Contentful Social
Social Server listens for incoming publish webhooks from Contentful to manage social media publishing of entries.
Contentful
Contentful is a content management platform for web applications, mobile apps and connected devices. It allows you to create, edit & manage content in the cloud and publish it anywhere via powerful API. Contentful offers tools for managing editorial teams and enabling cooperation between organizations.
What does contentful-social
do?
The aim of contentful-social
is to have developers setting up their Contentful
entries for publishing to multiple social media services.
How does it work?
We'll explain this with a step-by-step example:
- Create your content type in Contentful
- Set up your social media templates (more on this later)
- Set up your social media credentials
- Start the
contentful_social
server - Create your entries in Contentful
- Publish them
- Watch your social accounts get updated
contentful-social
provides a web endpoint to receive webhook calls from Contentful.
Every time the endpoint recieves an Entry.publish
call it looks for you configured accounts and publishes to them.
Writing Social Media Templates
This tool uses a very simplified templating system for handling your Contentful entries and delivering them to your social accounts.
Imagine you have the following (simplified) Contentful entry:
{
"fields": {
"title": "MyTitle",
"body": "Some well written text",
"interestingLink": "http://veryinteresting.com"
}
}
We want to send a tweet or Facebook post displaying "MyTitle: Some well written text.
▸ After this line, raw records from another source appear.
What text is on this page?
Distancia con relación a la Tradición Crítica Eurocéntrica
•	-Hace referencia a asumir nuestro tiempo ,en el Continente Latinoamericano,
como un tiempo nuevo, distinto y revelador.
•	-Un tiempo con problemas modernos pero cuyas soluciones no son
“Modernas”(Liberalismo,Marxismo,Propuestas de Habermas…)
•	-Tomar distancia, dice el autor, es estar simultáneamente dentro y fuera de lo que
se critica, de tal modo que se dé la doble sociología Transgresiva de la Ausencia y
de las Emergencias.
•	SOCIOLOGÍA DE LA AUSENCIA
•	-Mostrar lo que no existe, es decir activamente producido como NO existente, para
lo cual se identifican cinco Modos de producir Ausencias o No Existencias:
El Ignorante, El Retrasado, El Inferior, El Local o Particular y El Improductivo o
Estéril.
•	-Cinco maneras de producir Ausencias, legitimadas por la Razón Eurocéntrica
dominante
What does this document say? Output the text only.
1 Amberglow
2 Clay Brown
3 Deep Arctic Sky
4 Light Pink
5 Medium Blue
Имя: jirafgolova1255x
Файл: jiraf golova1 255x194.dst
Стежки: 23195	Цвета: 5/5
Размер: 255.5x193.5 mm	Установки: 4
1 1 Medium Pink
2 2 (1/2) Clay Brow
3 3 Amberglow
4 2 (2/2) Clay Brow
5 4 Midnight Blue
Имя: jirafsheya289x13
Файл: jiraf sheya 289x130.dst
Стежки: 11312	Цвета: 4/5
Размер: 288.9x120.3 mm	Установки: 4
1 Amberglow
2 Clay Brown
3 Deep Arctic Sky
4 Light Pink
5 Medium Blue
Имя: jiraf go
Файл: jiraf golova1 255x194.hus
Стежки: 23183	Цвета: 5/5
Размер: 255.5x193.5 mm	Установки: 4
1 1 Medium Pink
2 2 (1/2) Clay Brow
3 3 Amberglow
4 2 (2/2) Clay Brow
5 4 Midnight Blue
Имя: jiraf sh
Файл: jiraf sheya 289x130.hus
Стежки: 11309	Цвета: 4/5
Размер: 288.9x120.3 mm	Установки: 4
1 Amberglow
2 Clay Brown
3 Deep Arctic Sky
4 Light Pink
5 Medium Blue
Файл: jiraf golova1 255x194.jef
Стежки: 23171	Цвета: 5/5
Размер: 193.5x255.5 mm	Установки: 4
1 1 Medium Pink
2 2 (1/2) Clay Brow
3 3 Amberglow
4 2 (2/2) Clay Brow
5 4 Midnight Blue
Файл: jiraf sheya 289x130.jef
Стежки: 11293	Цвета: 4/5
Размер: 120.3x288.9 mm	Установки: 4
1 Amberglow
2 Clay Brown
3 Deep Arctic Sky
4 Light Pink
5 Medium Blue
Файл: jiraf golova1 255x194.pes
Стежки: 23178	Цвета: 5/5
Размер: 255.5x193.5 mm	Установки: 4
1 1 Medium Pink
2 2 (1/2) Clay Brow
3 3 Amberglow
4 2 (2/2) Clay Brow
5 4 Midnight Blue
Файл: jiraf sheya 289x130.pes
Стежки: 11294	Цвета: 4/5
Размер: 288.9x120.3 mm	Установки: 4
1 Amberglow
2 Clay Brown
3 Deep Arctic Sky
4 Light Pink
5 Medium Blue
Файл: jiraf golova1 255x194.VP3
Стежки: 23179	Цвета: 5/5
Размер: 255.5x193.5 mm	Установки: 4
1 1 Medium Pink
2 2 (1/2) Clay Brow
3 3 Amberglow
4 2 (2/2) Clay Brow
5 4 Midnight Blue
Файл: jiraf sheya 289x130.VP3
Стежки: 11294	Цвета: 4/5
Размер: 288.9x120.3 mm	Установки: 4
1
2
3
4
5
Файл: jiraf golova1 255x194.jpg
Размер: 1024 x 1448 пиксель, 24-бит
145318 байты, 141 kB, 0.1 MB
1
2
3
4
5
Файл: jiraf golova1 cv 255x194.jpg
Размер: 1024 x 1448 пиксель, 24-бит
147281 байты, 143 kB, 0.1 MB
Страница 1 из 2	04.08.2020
More info on: http://veryinteresting.com"
.
You could very well write directly that in your template field, and every single one of your published posts will be THAT! But we don't want that. We want to be able to follow that same pattern but for multiple entries with varying content.
To do so, we can use the templates:
{{title}}: {{body}}. More info on: {{interesting_link}}
As you might have noticed, it's simply a matter of surrounding the field name you want in place with double braces {{field_name}}
. And
it is exactly that.
Note: camelCased
field names need to be referenced as snake_cased
. For Example, interestingLink
will be referenced as interesting_link
inside our template.
Dealing with related entries
Many times in Contentful you will like to have linked entries, and you may want to pull content from them inside your templates.
Lets consider the following (simplified and with links resolved inside) entry:
{
"fields": {
"title": "MyTitle",
"body": "Some well written text",
"interestingLink": "https://veryinteresting.com",
"relatedThing": {
"fields": {
"name": "AmazingTitle"
}
}
}
}
We can call fields on related entries too! (Only up to 3 levels of nesting). To do so:
{{title}}: {{body}}. Have you heard about {{.name}}?
Dealing with Arrays
Currently the template engine does not support Arrays, but you can still access the first element as if it were a related entry:
{{my_array.first}}
Or if the array is of related entries:
{{.first.some_field}}
Requirements
At least one of the following:
Installation
Add this line to your application's Gemfile:
gem 'contentful-social'
And then execute:
$ bundle
Or install it yourself as:
$ gem install contentful-
Usage
- Create your configuration file:
You can base your configuration file from the example config.yml
---
port: 34123 # defaults to 34123
endpoint: '/social' # defaults to /social
contentful: # your contentful spaces
my_space_id: 'my_production_access_token'
# you can add multiple spaces here
# at least one is required
twitter: # your twitter config
# required
access_token: 'your_access_token'
access_token_secret: 'your_access_token_secret'
consumer_key: 'your_consumer_key'
consumer_secret: 'your_consumer_secret'
template: '{{body}} {{interesting_link}} {{related.title}}'
# optional
media: 'my_media_field' # defaults to nil
possibly_sensitive: false # defaults to false
location: #defaults to {}
lat: 10.12341
lon: -25.123123
facebook: # your facebook config
# required
access_token: 'your_access_token'
template: '{{body}} {{interesting_link}} {{related.title}}'
# optional
app_secret: 'your_app_secret' # defaults to nil (the access token has an app_id already)
post_to: 'feed_id' # defaults to 'me' which is your own timeline (can be a page's id or other user's id)
- Run the server:
$ contentful_social config.yml
- Configure the webhook in Contentful:
Under the space settings menu choose webhook and add a new webhook pointing to http://YOUR_SERVER:33123/social
.
Keep in mind that if you modify the defaults, the URL should be changed to the values specified in the configuration.
Running in Heroku
- Create a
Procfile
containing:
web: PORT=$PORT env bundle exec config.yml
That will allow Heroku to set it's own Port according to their policy.
Then proceed to git push heroku master
.
The URL for the webhook then will be on port 80, so you should change it to: http://YOUR_APPLICATION/social
.
Contributing
Bug reports and pull requests are welcome on GitHub at https://github.com/contentful/contentful-social.rb. This project is intended to be a safe, welcoming space for collaboration, and contributors are expected to adhere to the Contributor Covenant code of conduct.
License
The gem is available as open source under the terms of the MIT License.